El país es llano, con prados y árboles, escaso de vino, con agua mala y doliente, y se ve muy ruín y desprovisto por la guerra, de modo que el bastimento escasea. Cuesta una medida de trigo ocho florines, cuando se la encuentra. Hasta la simiente de nabos está por las nubes. Los villanos y vivanderos de los pueblos cercanos no osan, si no es a hurtadillas, traer cosa alguna a nuestro campo. Algunos soldados españoles, que tienen en menos la reputación que el hambre, comen la carne de los caballos muertos, que es miserable alimento. Los mochileros salimos a forrajear a veces muy lejos y hasta en tierras enemigas, expuestos a la caballería hereje, que a veces nos coge a la gente derramada o nos acuchilla muy a su gusto. Yo mismo heme visto no pocas veces fiando mi salud a la velocidad de mis piernas.
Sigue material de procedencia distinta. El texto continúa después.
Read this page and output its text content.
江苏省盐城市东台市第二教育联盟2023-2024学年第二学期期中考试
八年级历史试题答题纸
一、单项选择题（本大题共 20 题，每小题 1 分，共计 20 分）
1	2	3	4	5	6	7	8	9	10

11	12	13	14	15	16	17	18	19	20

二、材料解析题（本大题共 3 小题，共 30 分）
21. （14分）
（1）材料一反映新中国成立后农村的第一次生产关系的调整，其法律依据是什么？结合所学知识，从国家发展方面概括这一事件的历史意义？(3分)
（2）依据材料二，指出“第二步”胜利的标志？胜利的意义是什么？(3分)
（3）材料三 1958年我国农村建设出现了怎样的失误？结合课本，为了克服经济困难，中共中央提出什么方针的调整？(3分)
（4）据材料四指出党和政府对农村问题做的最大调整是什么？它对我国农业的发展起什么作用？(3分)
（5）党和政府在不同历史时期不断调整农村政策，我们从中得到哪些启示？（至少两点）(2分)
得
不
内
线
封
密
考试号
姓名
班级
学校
La carestía es grande, como digo, tanto en nuestras trincheros como dentro de la ciudad. Eso juega en nuestro beneficio y en el de la verdadera religión, pues franceses, ingleses escoceses y flamencos de los que guarnecen la villa, acostumbrados a vida de más deleite, sufren peor el hambre y las privaciones que los de nuestro campo, y en especial que los españoles. Que aquí es casi toda gente vieja muy hecha a sufir en España y a pelear fuera de ella, sin otro socorro que un mendrugo de pan duro y un poco de agua o vino para ir tirando.
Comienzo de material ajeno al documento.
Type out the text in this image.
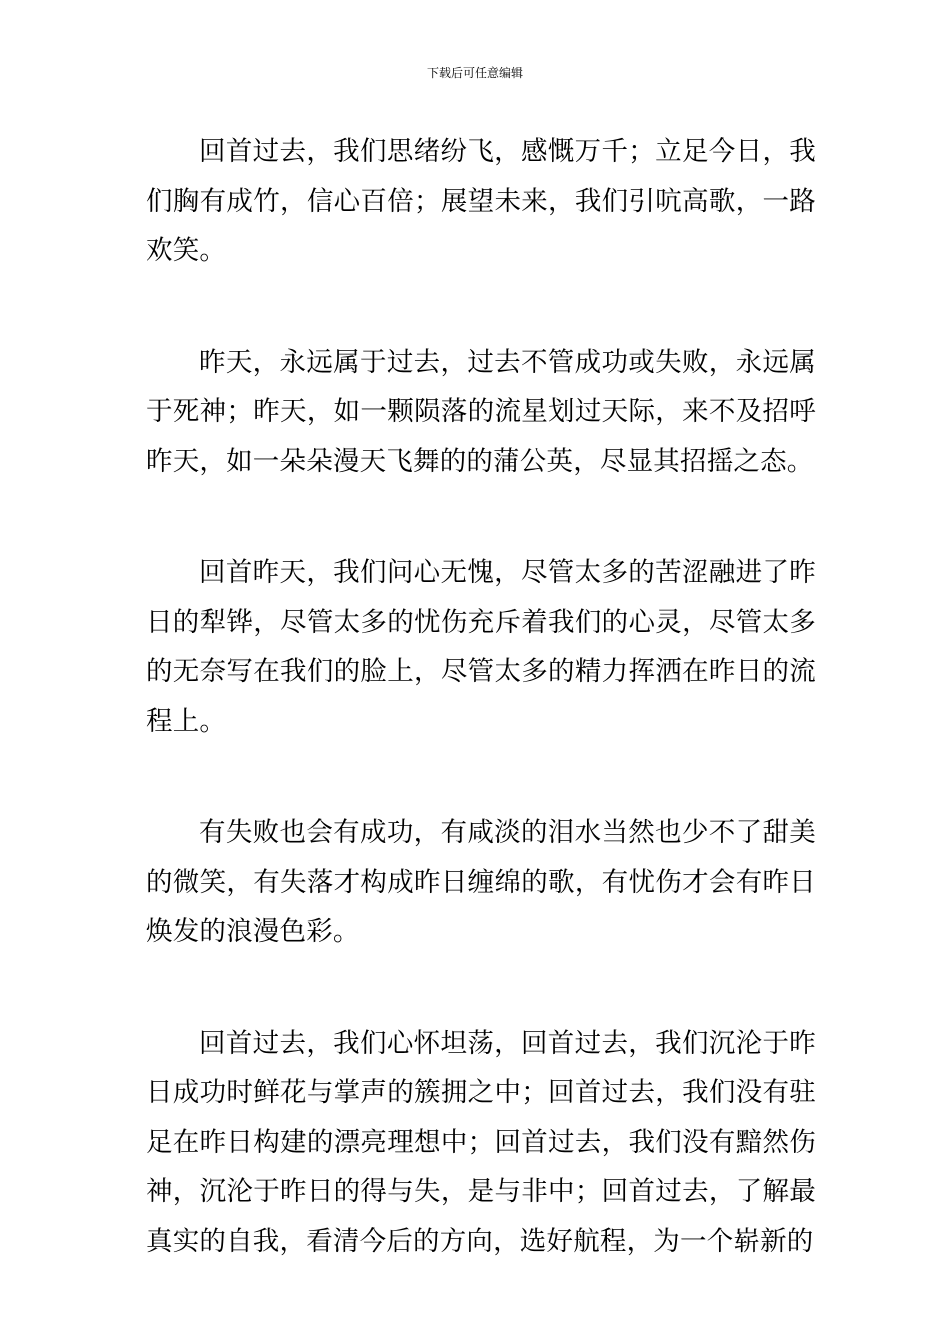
下载后可任意编辑

回首过去，我们思绪纷飞，感慨万千；立足今日，我们胸有成竹，信心百倍；展望未来，我们引吭高歌，一路欢笑。

昨天，永远属于过去，过去不管成功或失败，永远属于死神；昨天，如一颗陨落的流星划过天际，来不及招呼昨天，如一朵朵漫天飞舞的的蒲公英，尽显其招摇之态。

回首昨天，我们问心无愧，尽管太多的苦涩融进了昨日的犁铧，尽管太多的忧伤充斥着我们的心灵，尽管太多的无奈写在我们的脸上，尽管太多的精力挥洒在昨日的流程上。

有失败也会有成功，有咸淡的泪水当然也少不了甜美的微笑，有失落才构成昨日缠绵的歌，有忧伤才会有昨日焕发的浪漫色彩。

回首过去，我们心怀坦荡，回首过去，我们沉沦于昨日成功时鲜花与掌声的簇拥之中；回首过去，我们没有驻足在昨日构建的漂亮理想中；回首过去，我们没有黯然伤神，沉沦于昨日的得与失，是与非中；回首过去，了解最真实的自我，看清今后的方向，选好航程，为一个崭新的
En cuanto a nuestra salud, yo estoy bien. Mañana cumplo quince años y he crecido algunas pulgadas más. El capitán Alatriste sigue como siempre, con pocas carnes en el cuerpo y pocas palabras en la boca. Pero las privaciones no parecen afectarlo demasiado. Tal vez porque, como él dice (torciendo el bigote en una de esas muecas suyas que podrían tomarse por una sonrisa), anduvo escaso la mayor parte de su vida, y a todo se hace hábito el soldado, y en especial a la miseria. Ya sabés que es hombre poco dado a tomar la pluma y a escribir cartas. Pero me encarga os diga que agradece las vuestras. También me encarece os salude con todas su consideración y todo su afecto. También que transmitáis lo mismo a los amigos de la taberna del Turco y a la Lebrijana.